Illustration that includes a line image of U.S. flag, white profile of a man's head and U.S. Supreme Court building.

Mitchell Lecture looks at Biden and the Supreme Court

The conventional wisdom of President Joe Biden and the Court figures them as fierce political adversaries. Yet, for all the adversarial clashes, the usual account of Biden and the Supremes hides a parallel story of mutually enabling institutions.

The Spring 2025 James McCormick Mitchell Lecture, part of the law school’s signature lecture series, is titled “Antagonists and Enablers: A First Draft History of Biden and the Supremes.” It will take place Friday, March 14, from 2 p.m. to 4 p.m., in the law school’s Charles B. Sears Law Library, in O’Brian Hall on UB’s North Campus. The event is free and open to the public. Registration is required.

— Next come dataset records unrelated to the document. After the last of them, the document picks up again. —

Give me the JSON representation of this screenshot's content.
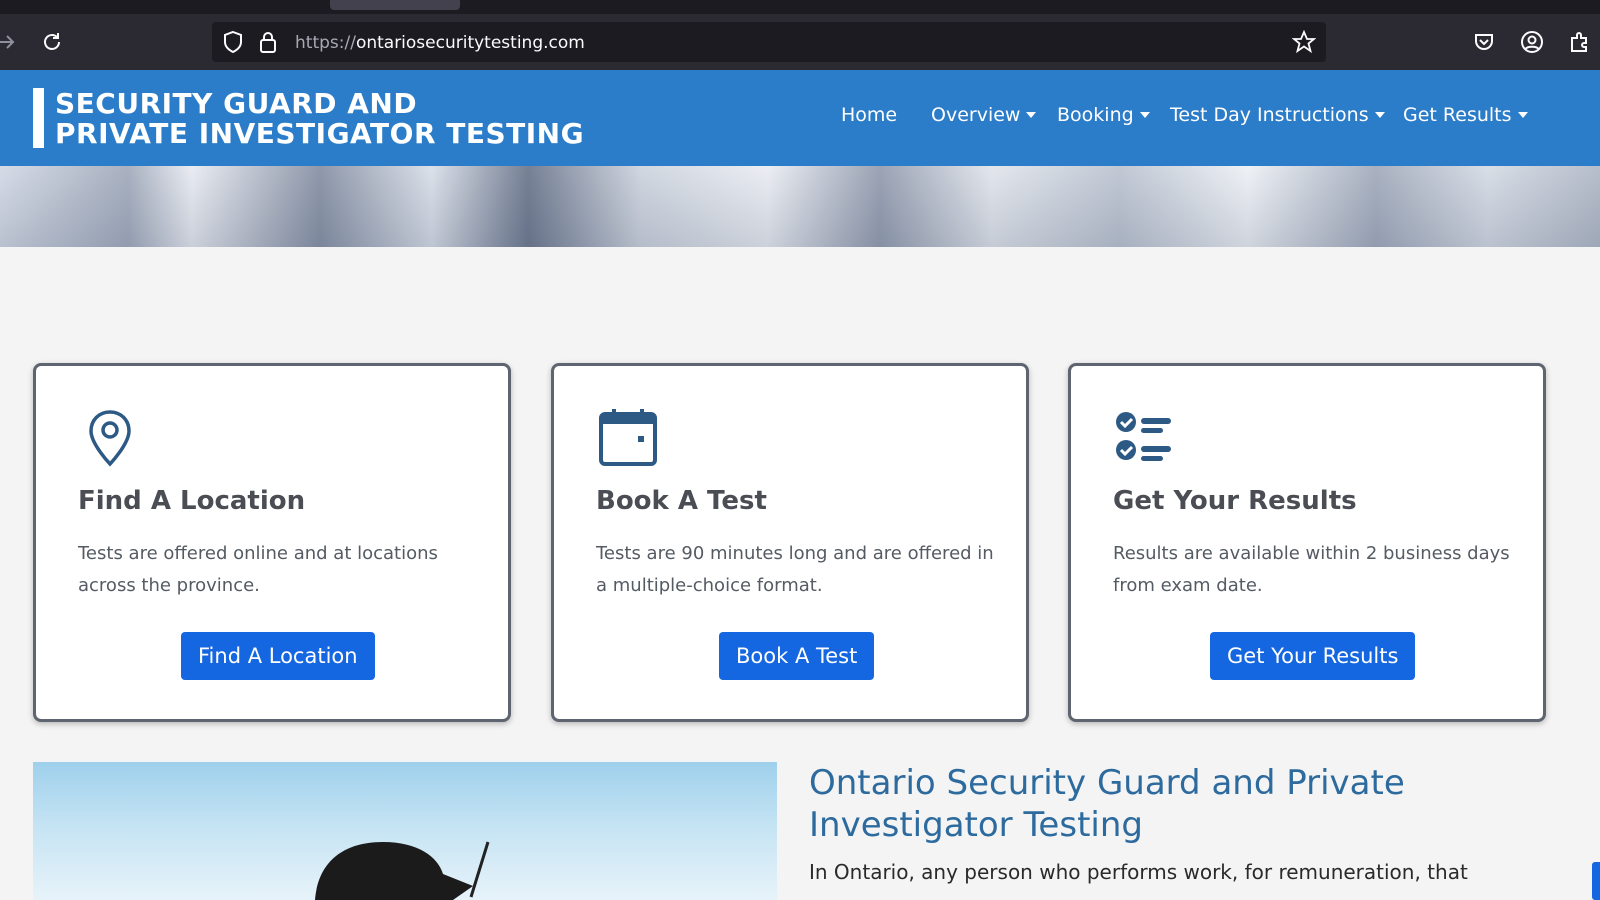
{
  "browser": {
    "url_scheme": "https://",
    "url_host": "ontariosecuritytesting.com"
  },
  "site": {
    "logo_line1": "SECURITY GUARD AND",
    "logo_line2": "PRIVATE INVESTIGATOR TESTING",
    "nav": [
      {
        "label": "Home",
        "has_dropdown": false
      },
      {
        "label": "Overview",
        "has_dropdown": true
      },
      {
        "label": "Booking",
        "has_dropdown": true
      },
      {
        "label": "Test Day Instructions",
        "has_dropdown": true
      },
      {
        "label": "Get Results",
        "has_dropdown": true
      }
    ]
  },
  "cards": [
    {
      "icon": "map-pin-icon",
      "title": "Find A Location",
      "text": "Tests are offered online and at locations across the province.",
      "button": "Find A Location"
    },
    {
      "icon": "calendar-icon",
      "title": "Book A Test",
      "text": "Tests are 90 minutes long and are offered in a multiple-choice format.",
      "button": "Book A Test"
    },
    {
      "icon": "checklist-icon",
      "title": "Get Your Results",
      "text": "Results are available within 2 business days from exam date.",
      "button": "Get Your Results"
    }
  ],
  "section": {
    "title": "Ontario Security Guard and Private Investigator Testing",
    "text": "In Ontario, any person who performs work, for remuneration, that"
  },
  "colors": {
    "header": "#2b7cc9",
    "button": "#1467e0",
    "icon": "#2d5a85"
  }
}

Delivering the lecture will be Yale Law School professor John Fabian Witt, a widely published legal historian, who will address President Joe Biden’s complicated relationship with our country’s highest court.

Friday, March 14, 2025
2 p.m. to 4 p.m.
Lecture followed by a Q&A and a reception. Free and open to the public.

Charles B. Sears Law Library, John Lord O’Brian Hall
University at Buffalo, North Campus [View map]

Man wearing blue suit, red tie, smiling.

John Fabian Witt
Legal Historian and Allen H. Duffy Class of 1960 Professor of Law, Yale Law School

“We are extremely lucky to have John Fabian Witt for this year's Mitchell Lecture,” says Professor Matthew Steilen, chair of the law school’s Mitchell Lecture Steering Committee. “Professor Witt is one of the nation’s leading legal historians, whose contributions span a remarkably wide range of topics, from the laws of war to epidemic disease and public health, and social reform movements. The story is always an engaging one, full of people solving problems, working together and against one another, and building something new.

“His topic, the Supreme Court under President Biden, is an apt one for the present moment. Professor Witt proposes to show us not only a court and a president politically opposed to one another, but also ‘mutually enabling’ each other, constructing from the materials in our Constitution two very powerful and wide-ranging institutions.”

Witt, who holds an endowed faculty chair at Yale Law School, also teaches history at the university. His books include American Contagions: Epidemics and the Law from Smallpox to COVID-19 and Lincoln’s Code: The Laws of War in American History, which won the Bancroft Prize and was a finalist for the Pulitzer Prize. His forthcoming book, The Radical Fund: How a Band of Visionaries and a Million Dollars Upended America (Simon & Schuster), is a history of the charitable Garland Fund, which funded progressive social activism in the early 20th century.

The Mitchell Lecture series was endowed in 1950 by a gift from Lavinia A. Mitchell in memory of her husband, James McCormick Mitchell. An 1897 graduate of the Buffalo Law School, Mitchell later served as chairman of the Council of the University of Buffalo, which was then a private university.

Justice Robert H. Jackson delivered the first Mitchell Lecture in 1951, titled “Wartime Security and Liberty Under Law.” The lecture was published that year in the first issue of the Buffalo Law Review. Past speakers have also included Derrick Bell, Paul Freund, Lawrence Friedman, Carol Gilligan, Sheila Jasanoff, Duncan Kennedy, Karl Llewellyn, Stuart Macaulay, Catharine MacKinnon and Richard Posner.